An effort aimed at reducing the time Georgians sit on hold when their calls pass through 27 call centers has achieved an average reduction of 3 minutes per call, saving callers 500,000 hours per year. What’s more, 600,000 more calls are being answered. It’s good news, certainly, but the real question is how to continue gaining efficiency and improving service when this governor goes away or attention is directed elsewhere.

Doyle’s response? Gather and report information on response times, dropped calls and misdirected calls and make that information easily available and therefore transparent. The best way to police government to determine whether efficiencies last is to empower Georgians with information. Otherwise, efficiencies are at risk of being flash-in-the-pan.
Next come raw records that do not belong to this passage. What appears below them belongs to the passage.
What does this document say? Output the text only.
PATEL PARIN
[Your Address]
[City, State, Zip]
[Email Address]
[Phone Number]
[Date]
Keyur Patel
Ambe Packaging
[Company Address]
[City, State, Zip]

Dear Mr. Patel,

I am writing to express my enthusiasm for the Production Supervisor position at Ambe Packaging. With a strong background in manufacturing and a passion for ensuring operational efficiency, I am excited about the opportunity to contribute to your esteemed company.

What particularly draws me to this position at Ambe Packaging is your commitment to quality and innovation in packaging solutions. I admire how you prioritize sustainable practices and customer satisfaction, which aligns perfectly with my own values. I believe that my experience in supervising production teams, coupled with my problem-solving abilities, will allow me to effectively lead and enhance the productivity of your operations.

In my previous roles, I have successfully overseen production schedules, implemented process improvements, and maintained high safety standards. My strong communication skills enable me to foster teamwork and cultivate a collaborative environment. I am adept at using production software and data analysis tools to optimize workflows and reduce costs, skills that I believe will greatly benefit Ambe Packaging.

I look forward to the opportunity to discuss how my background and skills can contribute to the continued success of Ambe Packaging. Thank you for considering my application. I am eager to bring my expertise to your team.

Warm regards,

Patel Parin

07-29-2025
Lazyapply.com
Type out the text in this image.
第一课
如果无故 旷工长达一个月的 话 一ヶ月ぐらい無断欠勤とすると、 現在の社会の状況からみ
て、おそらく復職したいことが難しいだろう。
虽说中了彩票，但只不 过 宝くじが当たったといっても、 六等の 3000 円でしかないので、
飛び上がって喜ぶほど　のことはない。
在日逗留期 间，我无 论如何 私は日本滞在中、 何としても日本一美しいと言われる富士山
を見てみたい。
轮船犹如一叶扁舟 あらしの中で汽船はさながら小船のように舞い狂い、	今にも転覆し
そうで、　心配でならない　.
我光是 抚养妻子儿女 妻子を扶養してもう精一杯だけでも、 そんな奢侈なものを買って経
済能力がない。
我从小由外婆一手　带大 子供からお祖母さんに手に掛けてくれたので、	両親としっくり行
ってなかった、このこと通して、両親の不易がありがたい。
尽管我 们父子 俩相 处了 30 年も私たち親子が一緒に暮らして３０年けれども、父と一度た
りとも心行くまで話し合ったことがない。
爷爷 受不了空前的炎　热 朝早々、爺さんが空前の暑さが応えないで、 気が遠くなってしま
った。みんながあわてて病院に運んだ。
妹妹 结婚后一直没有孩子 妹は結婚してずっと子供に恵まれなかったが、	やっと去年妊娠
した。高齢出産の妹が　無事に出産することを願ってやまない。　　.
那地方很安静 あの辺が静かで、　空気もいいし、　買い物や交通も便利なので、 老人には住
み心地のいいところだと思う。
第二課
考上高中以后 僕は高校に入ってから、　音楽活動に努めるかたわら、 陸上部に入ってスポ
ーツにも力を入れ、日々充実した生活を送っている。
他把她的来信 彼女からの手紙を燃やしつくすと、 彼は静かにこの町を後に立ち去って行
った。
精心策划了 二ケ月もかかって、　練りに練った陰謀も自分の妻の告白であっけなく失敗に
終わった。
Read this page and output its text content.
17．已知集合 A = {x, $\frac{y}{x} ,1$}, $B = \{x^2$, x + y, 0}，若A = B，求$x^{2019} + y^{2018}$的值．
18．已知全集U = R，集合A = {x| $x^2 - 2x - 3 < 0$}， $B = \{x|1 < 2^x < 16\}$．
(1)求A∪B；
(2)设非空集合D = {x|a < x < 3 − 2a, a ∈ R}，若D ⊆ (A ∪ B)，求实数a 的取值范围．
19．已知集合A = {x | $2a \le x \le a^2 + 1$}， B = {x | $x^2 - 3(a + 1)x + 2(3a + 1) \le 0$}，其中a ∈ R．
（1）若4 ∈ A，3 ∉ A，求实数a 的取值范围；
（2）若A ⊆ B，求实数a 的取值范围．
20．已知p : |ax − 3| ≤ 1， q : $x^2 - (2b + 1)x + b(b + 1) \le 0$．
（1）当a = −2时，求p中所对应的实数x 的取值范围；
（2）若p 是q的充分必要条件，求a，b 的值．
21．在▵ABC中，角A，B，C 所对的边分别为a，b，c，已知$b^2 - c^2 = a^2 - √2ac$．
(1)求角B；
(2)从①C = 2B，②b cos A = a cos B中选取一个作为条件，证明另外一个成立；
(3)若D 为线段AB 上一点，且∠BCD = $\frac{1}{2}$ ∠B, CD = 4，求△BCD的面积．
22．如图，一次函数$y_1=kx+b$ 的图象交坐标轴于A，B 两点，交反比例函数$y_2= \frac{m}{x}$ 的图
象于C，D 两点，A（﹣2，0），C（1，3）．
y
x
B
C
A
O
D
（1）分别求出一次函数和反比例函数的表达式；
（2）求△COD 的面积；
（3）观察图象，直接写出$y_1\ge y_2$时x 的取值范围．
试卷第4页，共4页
The same is true of education reforms that are being proposed, including school choice. It’s true, too, of the effort to help consumers become more responsible users and wiser purchasers of health care. The essence of all is to gather information, organize it and make it available — and then count on Georgians to use information to drive reform.

Republicans should never for a minute allow themselves to become a governing party that imposes or tolerates closed government. Information, and more importantly the access to it, is at the core of most everything conservatives want: Greater accountability, a smaller and more efficient government that enhances and promotes personal responsibility. Government in the sunshine should be a given.

Reprinted with permission from the Atlanta Journal-Constitution, 03/09/07.